この物語は酷い。
「ねぇ、こーくん。」
彼女は起きたばかりの青年に、まるで幼稚園児のように話しかける。屈託のない笑顔でそして何か覚悟を決めたような顔で。
「ふーちゃん?」
寝ぼけた彼は目をこすりながら起き上がり、目をこすった。発した言葉は幼いころに染みついたもう忘れていたはずの近所の女の子の名前だった。青年が懐かしい名前を口にした事に気が付く頃には彼女は迅速に行動に出ていた。
青年に伝えれば絶対反対される方法、それでいて彼の目を治す方法、しかも彼女と青年が一緒にいられる、そんな素敵療法。
「やっぱり、こーくんだったんだね。ほんと、私の勘はよく当たる。」
彼女は起きたばかりの青年の体に馬乗りになって、笑顔を作った。
「よく見ててね、これが私の選んだ答えだから。」
そういって、彼女は自らの喉にあらかじめ台所から持ってきておいた包丁を刺した。何のためらいもなく深く、これが取り返しのつかないことだと自分で分かっていながら、自らの喉を切り開いていく。勢いよく噴き出した彼女の赤々しい鮮血は、彼の部屋全体に飛び散った。
きゅぅぅぅぅ。
彼の目からそんな何かが閉まるような音が聞こえた。
そんな音を聞いて彼女は微笑む、予定道理に事が進んでよかったと、少しうっとりしたような顔をして、その場に伏した。

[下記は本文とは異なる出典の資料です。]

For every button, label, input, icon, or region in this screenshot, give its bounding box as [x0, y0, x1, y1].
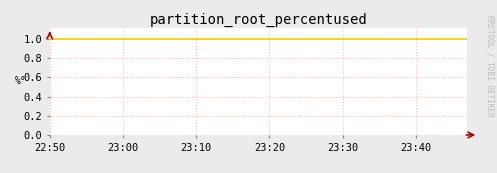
Y-axis label: %°: %°	[14, 76, 26, 86]
Title: partition_root_percentused: partition_root_percentused	[150, 12, 367, 27]
Text: RRDTOOL / TOBI OETIKER: RRDTOOL / TOBI OETIKER	[486, 15, 495, 117]
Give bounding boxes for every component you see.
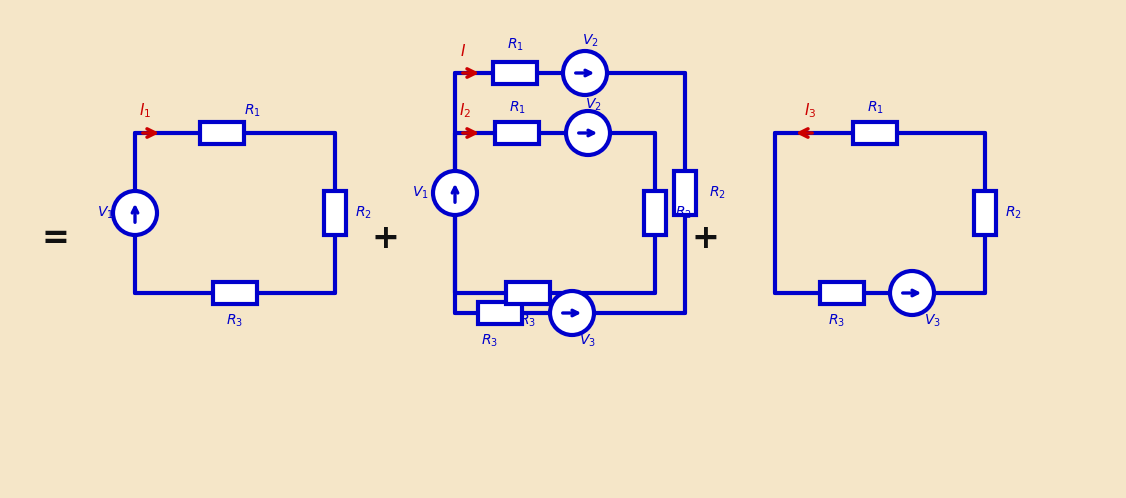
Text: $R_1$: $R_1$: [867, 100, 884, 116]
Text: $R_2$: $R_2$: [1004, 205, 1021, 221]
Text: $I_3$: $I_3$: [804, 102, 816, 121]
Text: =: =: [41, 222, 69, 254]
Circle shape: [113, 191, 157, 235]
FancyBboxPatch shape: [974, 191, 997, 235]
Text: $R_1$: $R_1$: [509, 100, 526, 116]
Text: $R_3$: $R_3$: [829, 313, 846, 329]
FancyBboxPatch shape: [479, 302, 522, 324]
FancyBboxPatch shape: [820, 282, 864, 304]
Circle shape: [434, 171, 477, 215]
Circle shape: [549, 291, 595, 335]
Circle shape: [563, 51, 607, 95]
FancyBboxPatch shape: [506, 282, 549, 304]
Text: +: +: [372, 222, 399, 254]
Text: $R_3$: $R_3$: [226, 313, 243, 329]
FancyBboxPatch shape: [213, 282, 257, 304]
Text: $R_3$: $R_3$: [482, 333, 499, 349]
Text: $I_2$: $I_2$: [459, 102, 471, 121]
Text: $R_3$: $R_3$: [519, 313, 536, 329]
FancyBboxPatch shape: [200, 122, 244, 144]
Text: $I$: $I$: [459, 43, 466, 59]
Text: $R_2$: $R_2$: [355, 205, 372, 221]
Text: $R_1$: $R_1$: [507, 37, 524, 53]
FancyBboxPatch shape: [674, 171, 696, 215]
Text: $I_1$: $I_1$: [138, 102, 151, 121]
FancyBboxPatch shape: [324, 191, 346, 235]
Text: $V_1$: $V_1$: [412, 185, 428, 201]
FancyBboxPatch shape: [644, 191, 665, 235]
Text: $R_2$: $R_2$: [708, 185, 725, 201]
Text: $R_1$: $R_1$: [243, 103, 260, 119]
Circle shape: [566, 111, 610, 155]
FancyBboxPatch shape: [493, 62, 537, 84]
Text: $V_3$: $V_3$: [923, 313, 940, 329]
Text: $V_1$: $V_1$: [97, 205, 114, 221]
Text: $V_3$: $V_3$: [579, 333, 596, 349]
Text: +: +: [691, 222, 718, 254]
Text: $V_2$: $V_2$: [582, 33, 598, 49]
Text: $R_2$: $R_2$: [674, 205, 691, 221]
FancyBboxPatch shape: [854, 122, 897, 144]
FancyBboxPatch shape: [495, 122, 539, 144]
Circle shape: [890, 271, 933, 315]
Text: $V_2$: $V_2$: [584, 97, 601, 113]
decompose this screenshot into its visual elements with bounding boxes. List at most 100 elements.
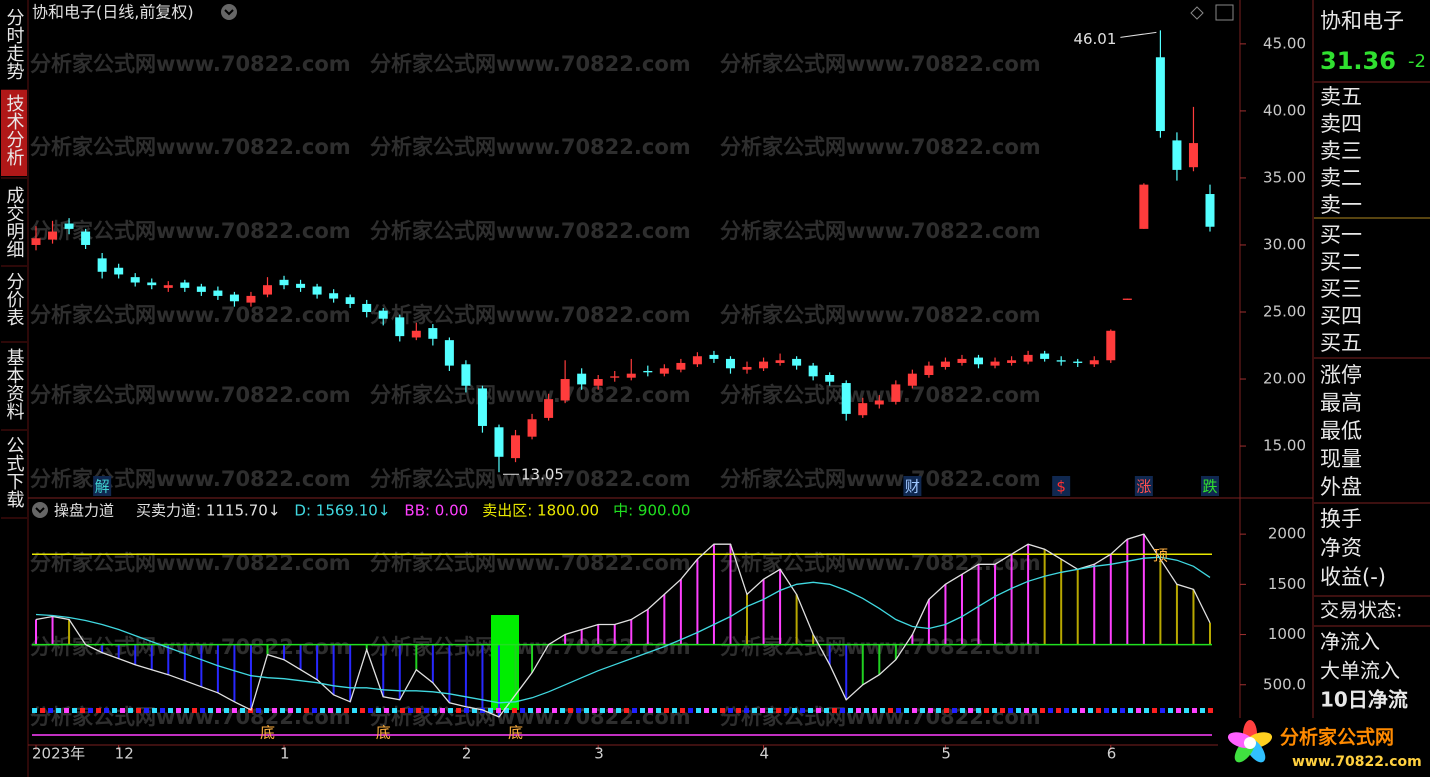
status-dot	[704, 708, 709, 713]
candle-body	[511, 435, 521, 459]
status-dot	[1136, 708, 1141, 713]
status-dot	[192, 708, 197, 713]
status-dot	[1096, 708, 1101, 713]
status-dot	[512, 708, 517, 713]
tab[interactable]: 技术分析	[4, 94, 25, 166]
candle-body	[792, 358, 802, 366]
status-dot	[1064, 708, 1069, 713]
event-label[interactable]: 解	[95, 478, 110, 496]
watermark: 分析家公式网www.70822.com	[370, 303, 691, 327]
candle-body	[1122, 298, 1132, 300]
status-dot	[440, 708, 445, 713]
status-dot	[248, 708, 253, 713]
tab[interactable]: 分价表	[4, 272, 25, 326]
tab[interactable]: 基本资料	[4, 348, 25, 420]
status-dot	[200, 708, 205, 713]
watermark: 分析家公式网www.70822.com	[370, 52, 691, 76]
event-label[interactable]: 跌	[1202, 478, 1217, 496]
status-dot	[664, 708, 669, 713]
tab[interactable]: 公式下载	[4, 436, 25, 508]
status-dot	[152, 708, 157, 713]
status-dot	[40, 708, 45, 713]
quote-text: 收益(-)	[1320, 565, 1386, 589]
status-dot	[1072, 708, 1077, 713]
candle-body	[841, 383, 851, 414]
candle-body	[345, 297, 355, 304]
status-dot	[256, 708, 261, 713]
series-line	[35, 533, 1211, 718]
quote-text: 大单流入	[1320, 659, 1400, 683]
status-dot	[72, 708, 77, 713]
candle-body	[395, 317, 405, 337]
status-dot	[1200, 708, 1205, 713]
event-label[interactable]: $	[1056, 478, 1066, 496]
status-dot	[1080, 708, 1085, 713]
status-dot	[888, 708, 893, 713]
status-dot	[1040, 708, 1045, 713]
status-dot	[736, 708, 741, 713]
candle-body	[312, 286, 322, 295]
candle-body	[560, 379, 570, 401]
candle-body	[759, 361, 769, 369]
watermark: 分析家公式网www.70822.com	[370, 635, 691, 659]
watermark: 分析家公式网www.70822.com	[720, 303, 1041, 327]
status-dot	[816, 708, 821, 713]
quote-text: 卖四	[1320, 112, 1362, 136]
status-dot	[264, 708, 269, 713]
candle-body	[990, 361, 1000, 366]
watermark: 分析家公式网www.70822.com	[370, 383, 691, 407]
legend-entry: D: 1569.10↓	[294, 502, 390, 520]
status-dot	[800, 708, 805, 713]
candle-body	[659, 368, 669, 374]
watermark: 分析家公式网www.70822.com	[30, 705, 351, 729]
quote-text: 买四	[1320, 304, 1362, 328]
candle-body	[1056, 360, 1066, 362]
window-icon[interactable]	[1215, 4, 1234, 21]
candle-body	[527, 419, 537, 437]
quote-text: 最高	[1320, 391, 1362, 415]
status-dot	[176, 708, 181, 713]
candle-body	[378, 310, 388, 319]
status-dot	[592, 708, 597, 713]
legend-entry: 中: 900.00	[613, 502, 690, 520]
status-dot	[680, 708, 685, 713]
y-tick-label: 40.00	[1263, 101, 1306, 119]
quote-text: 净资	[1320, 536, 1362, 560]
candle-body	[494, 427, 504, 457]
event-label[interactable]: 财	[905, 478, 920, 496]
candle-body	[411, 330, 421, 338]
status-dot	[240, 708, 245, 713]
quote-text: 最低	[1320, 419, 1362, 443]
status-dot	[584, 708, 589, 713]
status-dot	[536, 708, 541, 713]
event-bg	[1052, 476, 1071, 496]
status-dot	[384, 708, 389, 713]
candle-body	[444, 340, 454, 366]
status-dot	[232, 708, 237, 713]
status-dot	[280, 708, 285, 713]
menu-icon[interactable]	[32, 502, 48, 518]
candle-body	[461, 364, 471, 386]
status-dot	[352, 708, 357, 713]
status-dot	[160, 708, 165, 713]
status-dot	[1016, 708, 1021, 713]
candle-body	[1040, 353, 1050, 359]
y-tick-label: 1500	[1268, 575, 1306, 593]
status-dot	[1168, 708, 1173, 713]
tab[interactable]: 成交明细	[4, 186, 25, 258]
diamond-icon[interactable]	[1190, 6, 1204, 20]
menu-icon[interactable]	[221, 4, 237, 20]
status-dot	[32, 708, 37, 713]
tab[interactable]: 分时走势	[4, 8, 25, 80]
watermark: 分析家公式网www.70822.com	[720, 219, 1041, 243]
status-dot	[1152, 708, 1157, 713]
candle-body	[362, 303, 372, 312]
watermark: 分析家公式网www.70822.com	[720, 635, 1041, 659]
quote-text: 交易状态:	[1320, 600, 1402, 622]
status-dot	[808, 708, 813, 713]
status-dot	[648, 708, 653, 713]
status-dot	[144, 708, 149, 713]
event-label[interactable]: 涨	[1136, 478, 1151, 496]
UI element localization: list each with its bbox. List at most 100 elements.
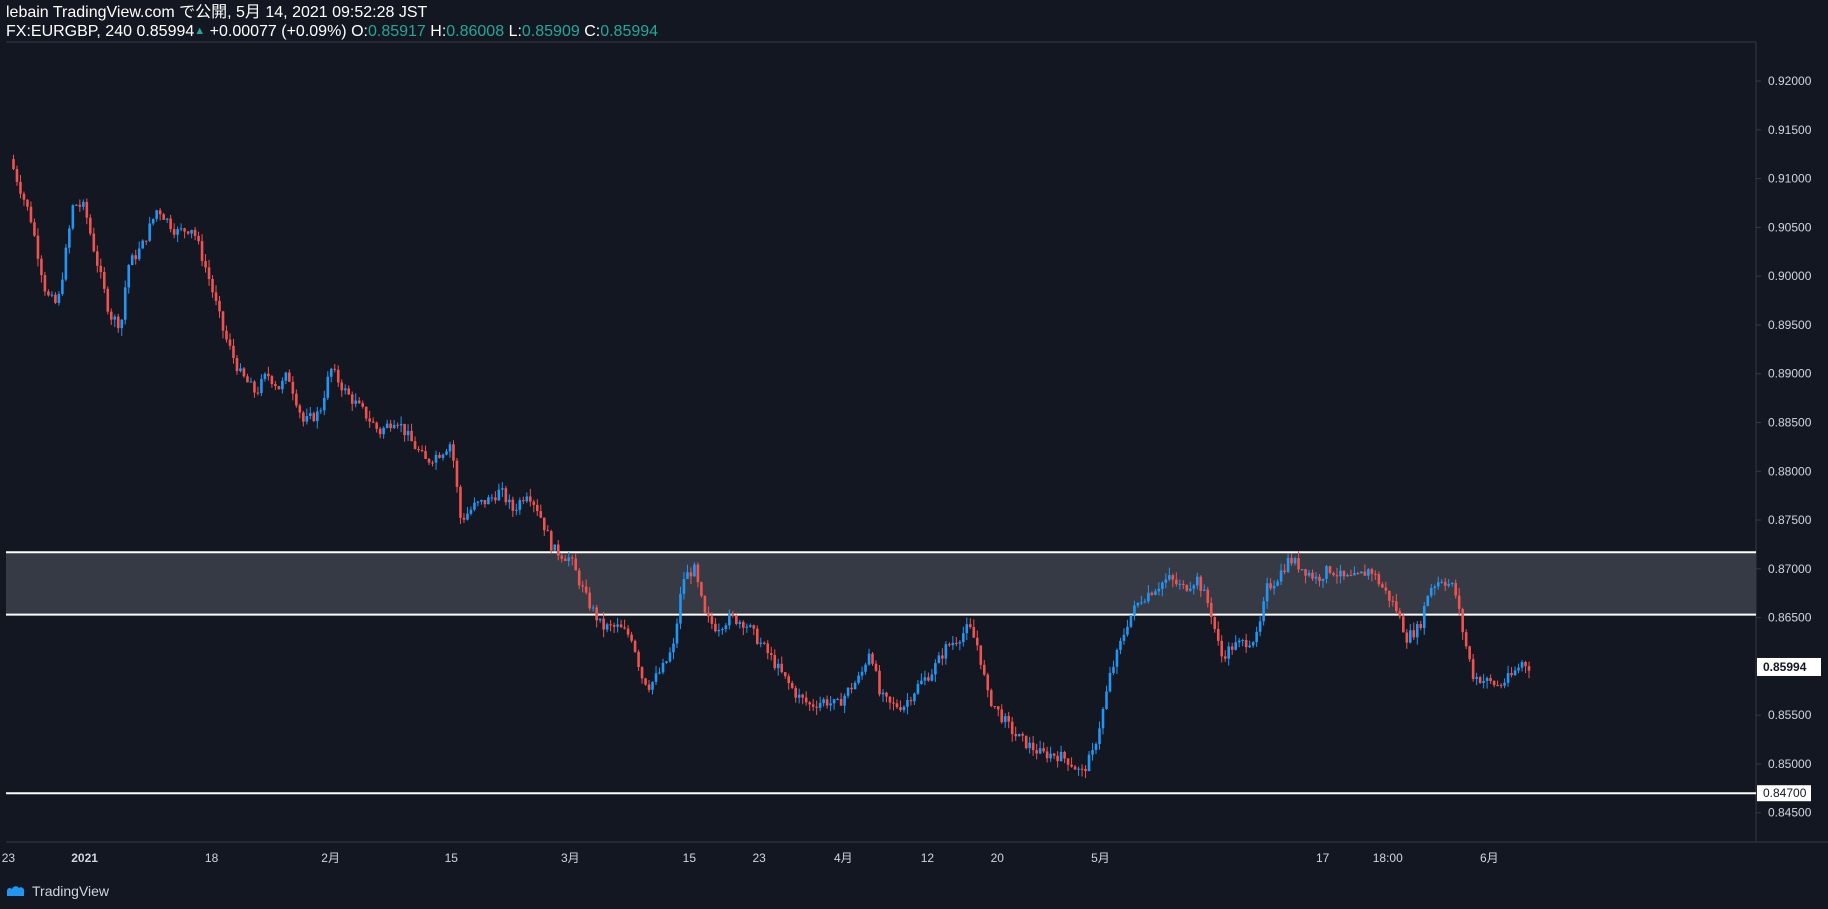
candle-body [242,368,246,377]
low-value: 0.85909 [521,23,580,40]
candle-body [1157,588,1161,592]
brand-label[interactable]: TradingView [32,883,110,899]
candle-body [930,674,934,681]
candle-body [1258,621,1262,632]
candle-body [1311,572,1314,579]
candle-body [438,454,441,458]
symbol-label[interactable]: FX:EURGBP, 240 [6,23,132,40]
candle-body [972,627,976,638]
candle-body [630,634,633,641]
candle-body [441,454,445,458]
candle-body [1506,673,1510,683]
open-value: 0.85917 [367,23,426,40]
candle-body [19,181,22,194]
candle-body [406,430,410,436]
candle-body [975,637,979,646]
candle-body [899,707,902,711]
candle-body [1422,606,1426,628]
candle-body [1524,662,1527,667]
price-tick-label: 0.90000 [1768,269,1812,283]
candle-body [1419,624,1423,628]
price-axis[interactable]: 0.92000 0.91500 0.91000 0.90500 0.90000 0.895… [1756,74,1812,820]
candle-body [85,201,89,218]
price-labels: 0.85994 0.84700 [1757,657,1821,802]
candle-body [881,692,885,695]
candle-body [595,607,598,621]
candle-body [1349,574,1353,576]
candle-body [703,595,707,613]
candle-body [1220,640,1224,657]
candle-body [532,501,536,505]
price-tick-label: 0.90500 [1768,220,1812,234]
candle-body [710,616,714,624]
candle-body [494,497,497,501]
candle-body [172,229,176,235]
candle-body [116,316,120,329]
candle-body [560,555,564,559]
candle-body [735,615,738,624]
candle-body [197,235,200,242]
candle-body [1464,632,1468,647]
candle-body [717,629,721,632]
candle-body [211,278,214,293]
candle-body [26,199,29,207]
candle-body [82,201,85,207]
time-tick-label: 18:00 [1373,851,1403,865]
candle-body [1388,590,1391,601]
candle-body [1199,576,1203,591]
candle-body [1402,616,1405,633]
candle-body [403,423,406,436]
candle-body [724,625,728,630]
candle-body [742,621,745,628]
candle-body [839,699,843,706]
candle-body [368,418,371,422]
candle-body [1209,602,1213,618]
candle-body [780,663,784,673]
candle-body [490,497,494,499]
candle-body [1182,583,1185,586]
candle-body [867,653,871,665]
candle-body [1482,680,1485,683]
candle-body [1269,583,1272,589]
candle-body [235,357,239,372]
candle-body [1216,628,1220,641]
high-value: 0.86008 [446,23,505,40]
high-label: H: [430,23,447,40]
candle-body [1454,583,1457,596]
candle-body [577,570,581,586]
time-tick-label: 15 [683,851,697,865]
candle-body [1443,581,1447,586]
candle-body [1164,579,1168,583]
candle-body [1391,600,1395,602]
candle-body [825,699,829,706]
candle-body [647,684,651,690]
candle-body [958,642,962,644]
candle-body [801,694,804,698]
candle-body [96,251,99,266]
candle-body [969,624,972,628]
price-tick-label: 0.85500 [1768,708,1812,722]
candle-body [200,241,204,262]
price-tick-label: 0.89000 [1768,367,1812,381]
candle-body [542,517,546,531]
candle-body [633,640,637,652]
candle-body [1377,574,1381,585]
candle-body [260,378,263,394]
candle-body [249,381,253,383]
candle-body [504,488,508,503]
candle-body [427,458,431,463]
plot-area[interactable] [6,42,1756,842]
candle-body [1237,640,1241,643]
candle-body [951,642,955,646]
time-axis[interactable]: 23 2021 18 2月 15 3月 15 23 4月 12 20 5月 17 18:00 6月 [2,851,1499,865]
candle-body [1244,639,1248,648]
resistance-zone[interactable] [6,551,1756,616]
candle-body [1003,716,1007,723]
candle-body [375,422,378,429]
price-tick-label: 0.91000 [1768,172,1812,186]
candle-body [776,663,780,669]
candle-body [1412,630,1416,638]
candle-body [1202,589,1206,591]
candle-body [239,368,242,372]
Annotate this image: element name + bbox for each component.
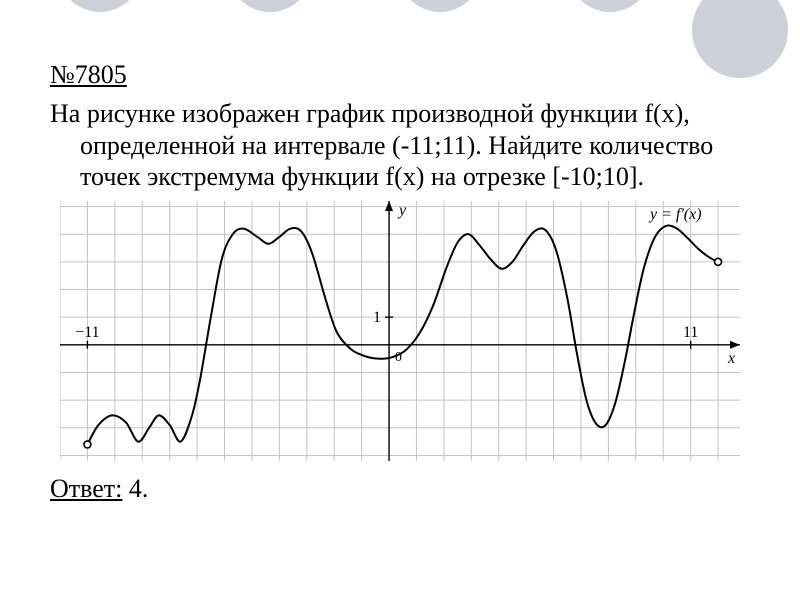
- answer-value: 4.: [122, 474, 148, 503]
- answer-label: Ответ:: [50, 474, 122, 503]
- problem-text: На рисунке изображен график производной …: [50, 98, 750, 193]
- svg-text:0: 0: [395, 350, 402, 365]
- slide-content: №7805 На рисунке изображен график произв…: [50, 60, 750, 504]
- chart-svg: −11111yx0y = f'(x): [60, 201, 740, 461]
- svg-text:y = f'(x): y = f'(x): [648, 206, 702, 223]
- svg-text:y: y: [397, 202, 407, 219]
- problem-number: №7805: [50, 60, 750, 90]
- svg-text:x: x: [727, 350, 735, 367]
- svg-text:11: 11: [683, 324, 698, 341]
- svg-text:−11: −11: [75, 324, 99, 341]
- derivative-chart: −11111yx0y = f'(x): [60, 201, 740, 466]
- svg-text:1: 1: [373, 309, 381, 326]
- answer: Ответ: 4.: [50, 474, 750, 504]
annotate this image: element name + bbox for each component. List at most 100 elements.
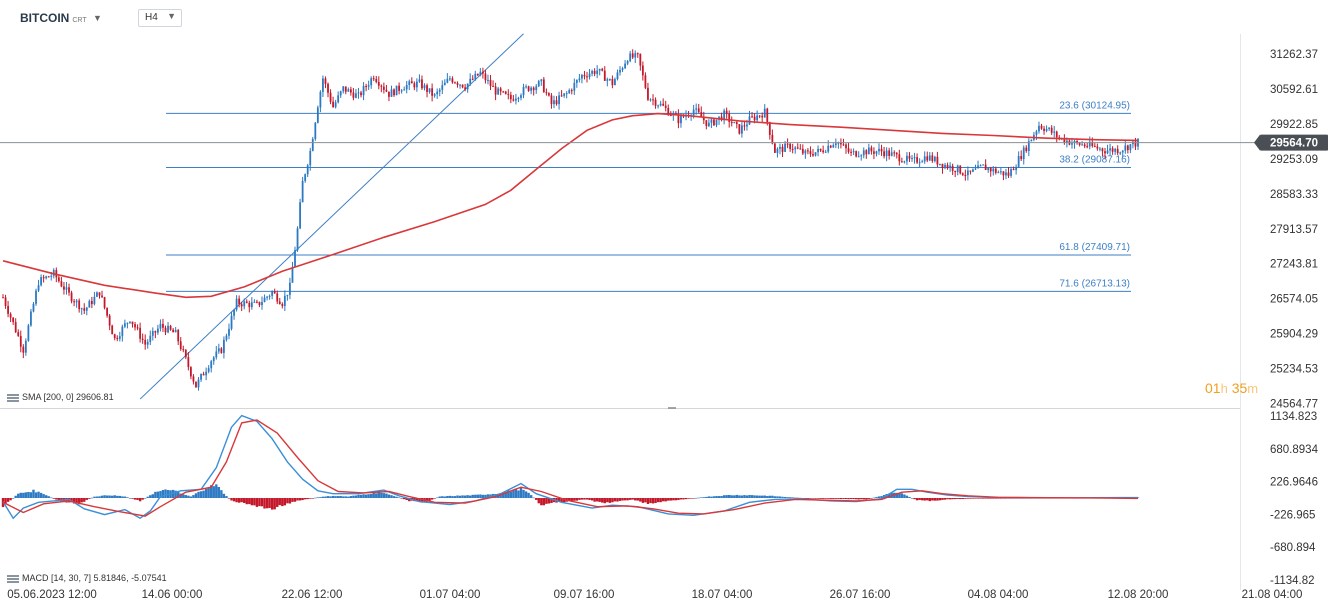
candle-body — [499, 88, 502, 92]
candle-body — [890, 152, 893, 156]
macd-histogram-bar — [309, 498, 312, 499]
macd-histogram-bar — [959, 498, 962, 500]
macd-histogram-bar — [375, 493, 378, 499]
candle-body — [182, 349, 185, 351]
macd-signal-line[interactable] — [2, 419, 1139, 517]
macd-legend[interactable]: MACD [14, 30, 7] 5.81846, -5.07541 — [7, 573, 167, 583]
fib-trendline[interactable] — [139, 33, 524, 400]
candle-body — [85, 307, 88, 311]
candle-body — [733, 122, 736, 124]
candle-body — [136, 327, 139, 329]
macd-histogram-bar — [484, 494, 487, 499]
candle-body — [794, 147, 797, 150]
macd-histogram-bar — [753, 495, 756, 499]
indicator-settings-icon[interactable] — [7, 574, 19, 583]
candle-body — [215, 351, 218, 358]
macd-histogram-bar — [105, 495, 109, 499]
macd-histogram-bar — [380, 492, 383, 499]
macd-histogram-bar — [562, 498, 566, 503]
macd-histogram-bar — [220, 490, 223, 499]
macd-histogram-bar — [887, 493, 891, 499]
macd-histogram-bar — [72, 498, 76, 504]
macd-histogram-bar — [37, 491, 40, 499]
symbol-selector[interactable]: BITCOIN CRT — [20, 11, 87, 25]
macd-histogram-bar — [456, 495, 459, 499]
macd-histogram-bar — [283, 498, 287, 506]
candle-body — [1055, 131, 1058, 138]
macd-histogram-bar — [692, 498, 695, 499]
x-tick-label: 04.08 04:00 — [968, 589, 1029, 601]
candle-body — [509, 94, 512, 100]
macd-histogram-bar — [415, 498, 419, 502]
macd-histogram-bar — [570, 498, 573, 502]
macd-histogram-bar — [75, 498, 78, 504]
chevron-down-icon[interactable]: ▼ — [93, 13, 102, 23]
candle-body — [809, 151, 812, 155]
candle-body — [217, 348, 220, 352]
macd-histogram-bar — [400, 498, 403, 499]
macd-tick-label: -226.965 — [1270, 509, 1315, 521]
macd-histogram-bar — [347, 496, 350, 499]
last-price-tag-arrow — [1254, 134, 1260, 151]
candle-body — [451, 78, 454, 83]
macd-histogram-bar — [849, 498, 853, 500]
candle-body — [667, 107, 670, 116]
macd-histogram-bar — [156, 491, 160, 499]
macd-histogram-bar — [128, 498, 132, 499]
candle-body — [525, 86, 527, 88]
candle-body — [707, 122, 710, 127]
x-tick-label: 26.07 16:00 — [830, 589, 891, 601]
macd-histogram-bar — [476, 494, 480, 499]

彼の寝ていた布団が彼女の血で赤く赤く染まっては、そんなもの初めからなかったですよと言わんばかりに無かった事になっていく、白々しく、白く元に戻っていく。
彼女の考えた素敵療法。
青年の一番嫌いな物、それは大好きな人間の血だった。昔々面倒を見ていた近所の男の子は青年だった。そしてこの世界のバグのような場所で死ねば、青年のように体を捨ててもなおここに存在できる
この方法を青年が望まないのは当たり前だった。だってこの方法は結果として彼女の未来を奪うことになるのだから。
青年は横になっている自分の上に乗った地の噴き出している彼女を熱く抱擁する。彼女の血が顔にかかって汚れても構わずに強く、抱きしめた。
「ああああああああああああああああああああああああああああああああああああああああああああああああああああああああああああああああああああああああああああああああああああああああああああああああああああああああああああああああああああああああああ」
目の前に広がった思念の一番嫌いな光景、理性なんか簡単に吹っ飛んでしまうくらい嫌悪を抱くこの光景。もう二度と見たくなかったこの光景を直視しのどが壊れるまで叫んだ。
それは彼を押しつぶす悲しみの絶叫であり。
それは彼女に対しての憂いの感情が練りこまれた断末魔であり。
それは身震いするほどの嬉しさの慟哭だった。
この日以降彼は、暗闇が見えなくなった。